While the TIF creates a direct link to investment and redevelopment in Aggieville, that same feedback loop exists throughout the city.
The levee improvements could give businesses and homeowners more confidence to invest in their properties, increasing tax revenue. The airport saw record use in 2019. If the North Campus Corridor helps lure thousands of new jobs to Manhattan, there will be new office buildings paying property taxes, new residents buying groceries paying sales taxes. That will take some time to sort out.

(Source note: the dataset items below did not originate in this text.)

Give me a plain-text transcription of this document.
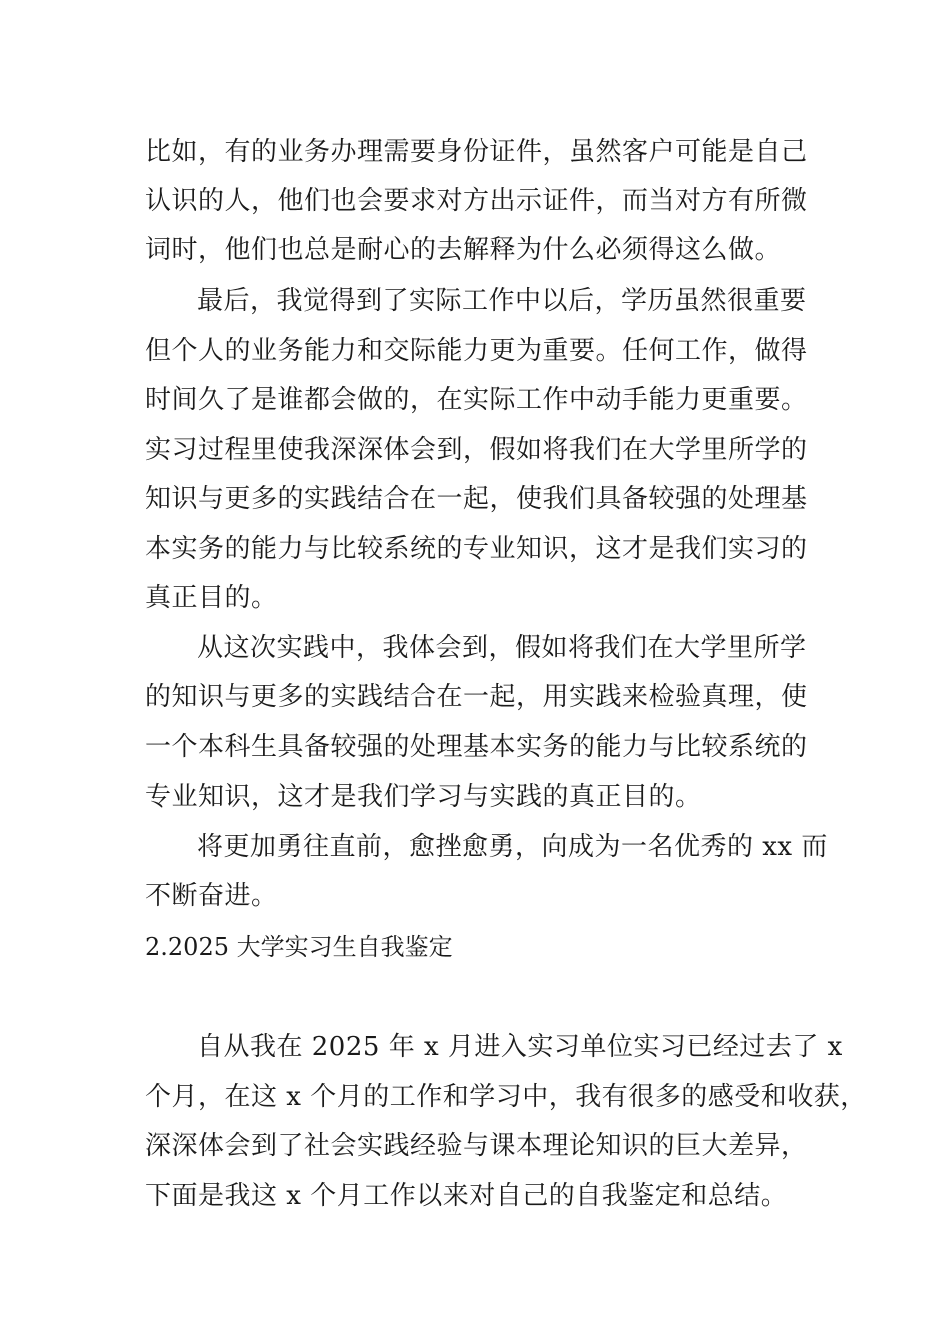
比如，有的业务办理需要身份证件，虽然客户可能是自己
认识的人，他们也会要求对方出示证件，而当对方有所微
词时，他们也总是耐心的去解释为什么必须得这么做。
最后，我觉得到了实际工作中以后，学历虽然很重要
但个人的业务能力和交际能力更为重要。任何工作，做得
时间久了是谁都会做的，在实际工作中动手能力更重要。
实习过程里使我深深体会到，假如将我们在大学里所学的
知识与更多的实践结合在一起，使我们具备较强的处理基
本实务的能力与比较系统的专业知识，这才是我们实习的
真正目的。
从这次实践中，我体会到，假如将我们在大学里所学
的知识与更多的实践结合在一起，用实践来检验真理，使
一个本科生具备较强的处理基本实务的能力与比较系统的
专业知识，这才是我们学习与实践的真正目的。
将更加勇往直前，愈挫愈勇，向成为一名优秀的 xx 而
不断奋进。
2.2025 大学实习生自我鉴定
自从我在 2025 年 x 月进入实习单位实习已经过去了 x
个月，在这 x 个月的工作和学习中，我有很多的感受和收获，
深深体会到了社会实践经验与课本理论知识的巨大差异，
下面是我这 x 个月工作以来对自己的自我鉴定和总结。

“It’s that return on investment,” Hatesohl says. “Is the North Campus stuff going to get us that return—going to get us all the extra sales tax, property tax, jobs that have been promised from NBAF? Or is it going to be $30 million and 10 years until we get any return from that? I need to get more information.”
Greg Doering is a writer and photographer at Kansas Farm Bureau. He resides in Manhattan, Kansas, with his wife, Amy.